A red fox, on the lower shelf, was creeping along in a crouching attitude, evidently meditating an attack upon a wild goose, which stood a little distance away, engaged in arranging its plumage; a snowy owl watched with wide and solemn eyes a gray squirrel sitting upon its haunches and gnawing its way into a hickory-nut, which it held between its fore-paws; a butcher-bird was engaged in its usual occupation of impaling an insect upon a thorn; a hawk was about to begin a meal upon an unfortunate quail it had just captured; a mink had its eyes fastened upon a hare which was sitting comfortably in its form; a ruffed grouse—the last object Oscar had mounted—was standing up as straight as an arrow, evidently watching the boy as he came in.
This is the position the grouse always assumes when it is sitting in a tree and sees a hunter approaching.

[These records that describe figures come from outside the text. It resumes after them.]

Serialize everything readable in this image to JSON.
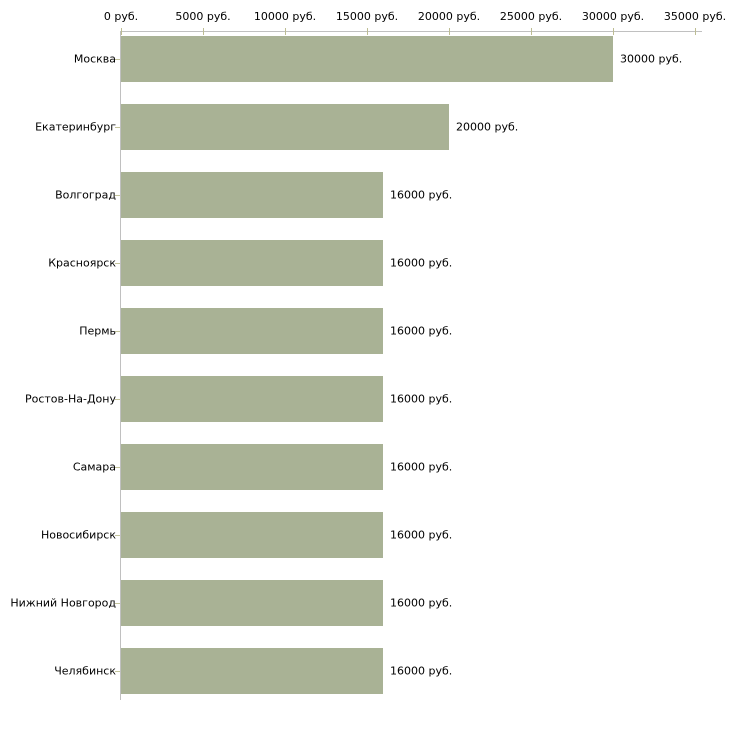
{
  "chart_data": {
    "type": "bar",
    "orientation": "horizontal",
    "title": "",
    "xlabel": "",
    "ylabel": "",
    "xlim": [
      0,
      35000
    ],
    "grid": false,
    "legend": false,
    "x_ticks": [
      0,
      5000,
      10000,
      15000,
      20000,
      25000,
      30000,
      35000
    ],
    "x_tick_labels": [
      "0 руб.",
      "5000 руб.",
      "10000 руб.",
      "15000 руб.",
      "20000 руб.",
      "25000 руб.",
      "30000 руб.",
      "35000 руб."
    ],
    "categories": [
      "Москва",
      "Екатеринбург",
      "Волгоград",
      "Красноярск",
      "Пермь",
      "Ростов-На-Дону",
      "Самара",
      "Новосибирск",
      "Нижний Новгород",
      "Челябинск"
    ],
    "values": [
      30000,
      20000,
      16000,
      16000,
      16000,
      16000,
      16000,
      16000,
      16000,
      16000
    ],
    "value_labels": [
      "30000 руб.",
      "20000 руб.",
      "16000 руб.",
      "16000 руб.",
      "16000 руб.",
      "16000 руб.",
      "16000 руб.",
      "16000 руб.",
      "16000 руб.",
      "16000 руб."
    ],
    "colors": {
      "bar": "#a9b295",
      "axis": "#c0c0c0",
      "x_tick": "#bdbd93",
      "y_tick": "#c3c39b",
      "text": "#000000",
      "background": "#ffffff"
    }
  }
}
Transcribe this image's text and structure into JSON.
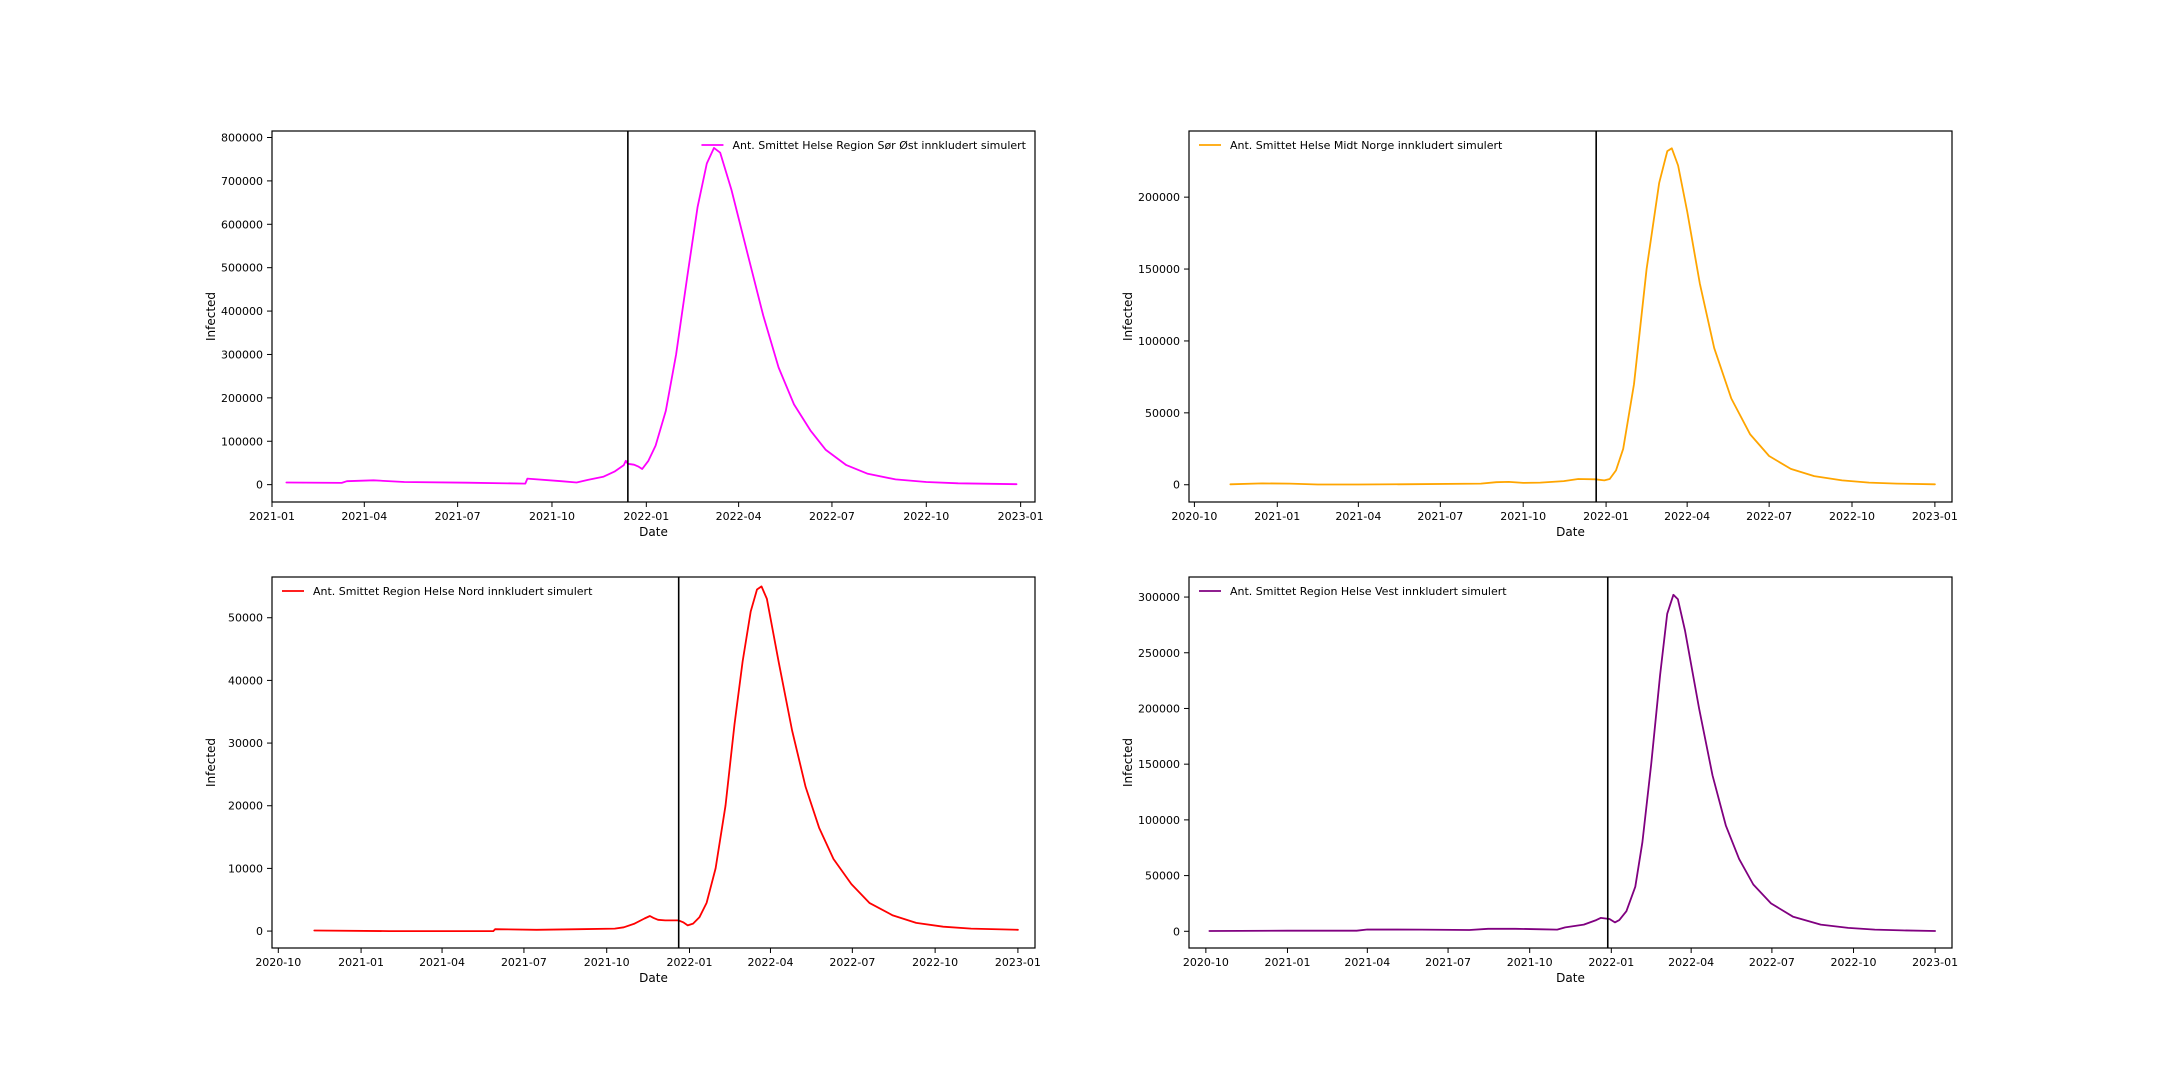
{
  "figure": {
    "background": "#ffffff",
    "grid": false
  },
  "chart_data": [
    {
      "type": "line",
      "panel": "top-left",
      "xlabel": "Date",
      "ylabel": "Infected",
      "xlim": [
        "2021-01-01",
        "2023-01-15"
      ],
      "ylim": [
        -40000,
        815000
      ],
      "xticks": [
        "2021-01",
        "2021-04",
        "2021-07",
        "2021-10",
        "2022-01",
        "2022-04",
        "2022-07",
        "2022-10",
        "2023-01"
      ],
      "yticks": [
        0,
        100000,
        200000,
        300000,
        400000,
        500000,
        600000,
        700000,
        800000
      ],
      "vline": "2021-12-14",
      "legend_position": "upper right",
      "series": [
        {
          "name": "Ant. Smittet Helse Region Sør Øst innkludert simulert",
          "color": "#ff00ff",
          "points": [
            [
              "2021-01-15",
              5000
            ],
            [
              "2021-03-10",
              4000
            ],
            [
              "2021-03-15",
              8000
            ],
            [
              "2021-04-10",
              10000
            ],
            [
              "2021-05-10",
              6000
            ],
            [
              "2021-07-10",
              4500
            ],
            [
              "2021-09-05",
              2500
            ],
            [
              "2021-09-07",
              14000
            ],
            [
              "2021-10-10",
              8000
            ],
            [
              "2021-10-25",
              5000
            ],
            [
              "2021-11-05",
              11000
            ],
            [
              "2021-11-20",
              18000
            ],
            [
              "2021-12-01",
              30000
            ],
            [
              "2021-12-10",
              45000
            ],
            [
              "2021-12-12",
              55000
            ],
            [
              "2021-12-14",
              48000
            ],
            [
              "2021-12-20",
              46000
            ],
            [
              "2021-12-24",
              42000
            ],
            [
              "2021-12-28",
              36000
            ],
            [
              "2022-01-03",
              55000
            ],
            [
              "2022-01-10",
              90000
            ],
            [
              "2022-01-20",
              170000
            ],
            [
              "2022-01-30",
              300000
            ],
            [
              "2022-02-10",
              480000
            ],
            [
              "2022-02-20",
              640000
            ],
            [
              "2022-03-01",
              740000
            ],
            [
              "2022-03-08",
              776000
            ],
            [
              "2022-03-14",
              765000
            ],
            [
              "2022-03-25",
              680000
            ],
            [
              "2022-04-10",
              530000
            ],
            [
              "2022-04-25",
              390000
            ],
            [
              "2022-05-10",
              270000
            ],
            [
              "2022-05-25",
              185000
            ],
            [
              "2022-06-10",
              125000
            ],
            [
              "2022-06-25",
              80000
            ],
            [
              "2022-07-15",
              45000
            ],
            [
              "2022-08-05",
              25000
            ],
            [
              "2022-09-01",
              12000
            ],
            [
              "2022-10-01",
              6000
            ],
            [
              "2022-11-01",
              3000
            ],
            [
              "2022-12-28",
              1000
            ]
          ]
        }
      ]
    },
    {
      "type": "line",
      "panel": "top-right",
      "xlabel": "Date",
      "ylabel": "Infected",
      "xlim": [
        "2020-09-25",
        "2023-01-20"
      ],
      "ylim": [
        -12000,
        246000
      ],
      "xticks": [
        "2020-10",
        "2021-01",
        "2021-04",
        "2021-07",
        "2021-10",
        "2022-01",
        "2022-04",
        "2022-07",
        "2022-10",
        "2023-01"
      ],
      "yticks": [
        0,
        50000,
        100000,
        150000,
        200000
      ],
      "vline": "2021-12-21",
      "legend_position": "upper left",
      "series": [
        {
          "name": "Ant. Smittet Helse Midt Norge innkludert simulert",
          "color": "#ffa500",
          "points": [
            [
              "2020-11-10",
              300
            ],
            [
              "2020-12-15",
              900
            ],
            [
              "2021-01-15",
              800
            ],
            [
              "2021-02-15",
              200
            ],
            [
              "2021-04-01",
              200
            ],
            [
              "2021-06-01",
              400
            ],
            [
              "2021-08-15",
              800
            ],
            [
              "2021-09-01",
              1800
            ],
            [
              "2021-09-15",
              2000
            ],
            [
              "2021-10-01",
              1300
            ],
            [
              "2021-10-20",
              1500
            ],
            [
              "2021-11-15",
              2500
            ],
            [
              "2021-12-01",
              4000
            ],
            [
              "2021-12-20",
              3800
            ],
            [
              "2021-12-30",
              3000
            ],
            [
              "2022-01-05",
              4000
            ],
            [
              "2022-01-12",
              10000
            ],
            [
              "2022-01-20",
              25000
            ],
            [
              "2022-02-01",
              70000
            ],
            [
              "2022-02-15",
              150000
            ],
            [
              "2022-03-01",
              210000
            ],
            [
              "2022-03-10",
              232000
            ],
            [
              "2022-03-15",
              234000
            ],
            [
              "2022-03-22",
              222000
            ],
            [
              "2022-04-01",
              190000
            ],
            [
              "2022-04-15",
              140000
            ],
            [
              "2022-05-01",
              95000
            ],
            [
              "2022-05-20",
              60000
            ],
            [
              "2022-06-10",
              35000
            ],
            [
              "2022-07-01",
              20000
            ],
            [
              "2022-07-25",
              11000
            ],
            [
              "2022-08-20",
              6000
            ],
            [
              "2022-09-20",
              3000
            ],
            [
              "2022-10-20",
              1500
            ],
            [
              "2022-11-20",
              800
            ],
            [
              "2023-01-01",
              300
            ]
          ]
        }
      ]
    },
    {
      "type": "line",
      "panel": "bottom-left",
      "xlabel": "Date",
      "ylabel": "Infected",
      "xlim": [
        "2020-09-24",
        "2023-01-20"
      ],
      "ylim": [
        -2700,
        56500
      ],
      "xticks": [
        "2020-10",
        "2021-01",
        "2021-04",
        "2021-07",
        "2021-10",
        "2022-01",
        "2022-04",
        "2022-07",
        "2022-10",
        "2023-01"
      ],
      "yticks": [
        0,
        10000,
        20000,
        30000,
        40000,
        50000
      ],
      "vline": "2021-12-20",
      "legend_position": "upper left",
      "series": [
        {
          "name": "Ant. Smittet Region Helse Nord innkludert simulert",
          "color": "#ff0000",
          "points": [
            [
              "2020-11-10",
              100
            ],
            [
              "2021-02-01",
              0
            ],
            [
              "2021-05-28",
              0
            ],
            [
              "2021-05-30",
              300
            ],
            [
              "2021-07-15",
              200
            ],
            [
              "2021-09-01",
              300
            ],
            [
              "2021-10-10",
              400
            ],
            [
              "2021-10-20",
              600
            ],
            [
              "2021-11-01",
              1200
            ],
            [
              "2021-11-12",
              2000
            ],
            [
              "2021-11-18",
              2400
            ],
            [
              "2021-11-22",
              2100
            ],
            [
              "2021-11-27",
              1800
            ],
            [
              "2021-12-05",
              1700
            ],
            [
              "2021-12-20",
              1700
            ],
            [
              "2021-12-25",
              1400
            ],
            [
              "2021-12-30",
              900
            ],
            [
              "2022-01-05",
              1200
            ],
            [
              "2022-01-12",
              2200
            ],
            [
              "2022-01-20",
              4500
            ],
            [
              "2022-01-30",
              10000
            ],
            [
              "2022-02-10",
              20000
            ],
            [
              "2022-02-20",
              33000
            ],
            [
              "2022-03-01",
              43000
            ],
            [
              "2022-03-10",
              51000
            ],
            [
              "2022-03-17",
              54500
            ],
            [
              "2022-03-22",
              55000
            ],
            [
              "2022-03-28",
              53000
            ],
            [
              "2022-04-10",
              43000
            ],
            [
              "2022-04-25",
              32000
            ],
            [
              "2022-05-10",
              23000
            ],
            [
              "2022-05-25",
              16500
            ],
            [
              "2022-06-10",
              11500
            ],
            [
              "2022-06-30",
              7500
            ],
            [
              "2022-07-20",
              4500
            ],
            [
              "2022-08-15",
              2500
            ],
            [
              "2022-09-10",
              1300
            ],
            [
              "2022-10-10",
              700
            ],
            [
              "2022-11-10",
              400
            ],
            [
              "2023-01-01",
              200
            ]
          ]
        }
      ]
    },
    {
      "type": "line",
      "panel": "bottom-right",
      "xlabel": "Date",
      "ylabel": "Infected",
      "xlim": [
        "2020-09-12",
        "2023-01-20"
      ],
      "ylim": [
        -15000,
        318000
      ],
      "xticks": [
        "2020-10",
        "2021-01",
        "2021-04",
        "2021-07",
        "2021-10",
        "2022-01",
        "2022-04",
        "2022-07",
        "2022-10",
        "2023-01"
      ],
      "yticks": [
        0,
        50000,
        100000,
        150000,
        200000,
        250000,
        300000
      ],
      "vline": "2021-12-28",
      "legend_position": "upper left",
      "series": [
        {
          "name": "Ant. Smittet Region Helse Vest innkludert simulert",
          "color": "#800080",
          "points": [
            [
              "2020-10-05",
              300
            ],
            [
              "2021-01-01",
              500
            ],
            [
              "2021-03-20",
              500
            ],
            [
              "2021-04-01",
              1600
            ],
            [
              "2021-06-01",
              1500
            ],
            [
              "2021-07-25",
              1200
            ],
            [
              "2021-08-15",
              2200
            ],
            [
              "2021-09-15",
              2200
            ],
            [
              "2021-10-15",
              1800
            ],
            [
              "2021-11-01",
              1500
            ],
            [
              "2021-11-10",
              3500
            ],
            [
              "2021-12-01",
              6000
            ],
            [
              "2021-12-15",
              10000
            ],
            [
              "2021-12-20",
              12000
            ],
            [
              "2021-12-30",
              11000
            ],
            [
              "2022-01-05",
              8000
            ],
            [
              "2022-01-10",
              10000
            ],
            [
              "2022-01-18",
              18000
            ],
            [
              "2022-01-28",
              40000
            ],
            [
              "2022-02-05",
              80000
            ],
            [
              "2022-02-15",
              150000
            ],
            [
              "2022-02-25",
              230000
            ],
            [
              "2022-03-05",
              285000
            ],
            [
              "2022-03-12",
              302000
            ],
            [
              "2022-03-17",
              298000
            ],
            [
              "2022-03-25",
              270000
            ],
            [
              "2022-04-10",
              200000
            ],
            [
              "2022-04-25",
              140000
            ],
            [
              "2022-05-10",
              95000
            ],
            [
              "2022-05-25",
              65000
            ],
            [
              "2022-06-10",
              42000
            ],
            [
              "2022-06-30",
              25000
            ],
            [
              "2022-07-25",
              13000
            ],
            [
              "2022-08-25",
              6000
            ],
            [
              "2022-09-25",
              3000
            ],
            [
              "2022-10-25",
              1500
            ],
            [
              "2022-11-25",
              800
            ],
            [
              "2023-01-01",
              300
            ]
          ]
        }
      ]
    }
  ]
}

It draws itself up so stiffly, and remains so motionless, that the sportsman often mistakes it for a part of the limb on which it is sitting, and passes on without trying a shot at it.
The birds were all mounted on temporary perches, made by nailing two short pieces of wood together in the form of the letter T, the standard being set into a block about three inches square, to enable them to retain an upright position.
They were fastened to the perch by the wires that came down through the legs and feet, and as the wires extended into the body and assisted to keep the birds in shape, the positions of the specimens could be changed in an instant at the will of the taxidermist.
Oscar had killed and mounted every one of them himself, and took no little pride in showing them to his friends.